Pada tahun 2024 ini, summer-solstice terjadi pada pukul 20:05 UTC 20 Juni 2024 atau 03:05 WIB 21 Juni 2024, dan Bulan Purnama terjadi pada pukul 01:08 UTC 22 Juni 2024 atau 08:08 WIB 22 Juni 2024. Jadi, Bulan Purnama terjadi hanya 1 hari setelah summer-solstice, waktu yang sangat berdekatan dapat dita manfaatkan untuk menyaksikan momen Matahari terbenam di arah barat dan sesaat kemudian Bulan Purnama terbit di arah tenggara-timur. Peristiwa ini hanya terjadi setiap 18-20 tahun sekali.

Bagi masyarakat Jawa, Bulan Purnama sering dianggap memiliki kekuatan magis dan mistik yang kuat dan sering dihubungkan dengan cerita-cerita misterius serta legenda yang menarik. Bulan Purnama dipercaya dapat memengaruhi siklus kehidupan manusia seperti kelahiran, perkawinan, atau kematian, karena itu banyak orang Jawa melakukan ritual-ritual khusus seperti sedekah rokok, memandikan anak, atau membuang benda jatuh di laut dengan tujuan agar mendapatkan kesuksesan dan keberuntungan. Selain itu, Bulan Purnama dipercaya sebagai waktu yang tepat untuk melakukan meditasi, memasang dupa, atau berdoa karena energi spiritual yang tinggi pada malam tersebut.

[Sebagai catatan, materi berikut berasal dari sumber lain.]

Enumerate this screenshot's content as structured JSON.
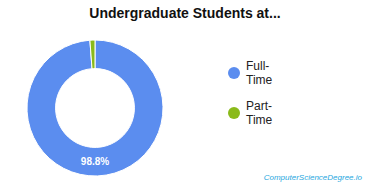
{
  "chart_data": {
    "type": "pie",
    "title": "Undergraduate Students at...",
    "categories": [
      "Full-\nTime",
      "Part-\nTime"
    ],
    "values": [
      98.8,
      1.2
    ],
    "colors": [
      "#5b8def",
      "#8aba1a"
    ],
    "legend": "right",
    "annotations": [
      {
        "text": "98.8%",
        "color": "#ffffff"
      },
      {
        "text": "ComputerScienceDegree.io",
        "color": "#29a8e0"
      }
    ]
  }
}
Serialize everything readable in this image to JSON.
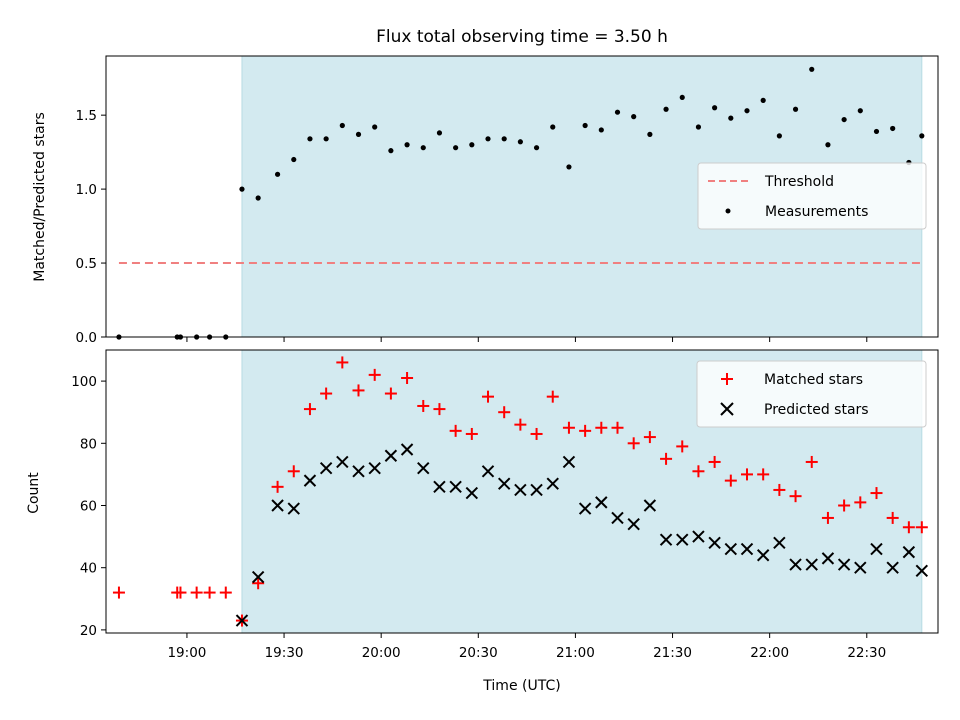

Kolaborasi berbagai institusi dalam Festival Purnama di Magelang

Peristiwa Bulan Purnama yang berdekatan dengan peristiwa summer-solstice, kami perkenalkan kepada pelajar SD, SMP, SMA dan masyarakat umum di daerah sekitar candi Borobudur dalam bentuk workshop tanggal 20 Juni 2024, yang dinamai sebagai Festival Purnama. Kami juga memanfaatkan momen summer-solstice dan Bulan Purnama ini untuk mengamati orientasi Candi Borobudur di Borobudur, Magelang pada tanggal 21 Juni 2024.

Badan Riset dan Inovasi Nasional (BRIN) yang mengkoordinasi acara Festival Purnama ini dengan menggandeng National Astronomical Research Institute of Thailand (NARIT), Pusat Penelitian Kemasyarakatan dan Budaya, Fakultas Ilmu Pengetahuan Budaya, Universitas Indonesia (PPKB FIB-UI), Universitas Warmadewa (Unwar), Prodi Arkeologi UGM, serta Prodi Astronomi FMIPA ITB.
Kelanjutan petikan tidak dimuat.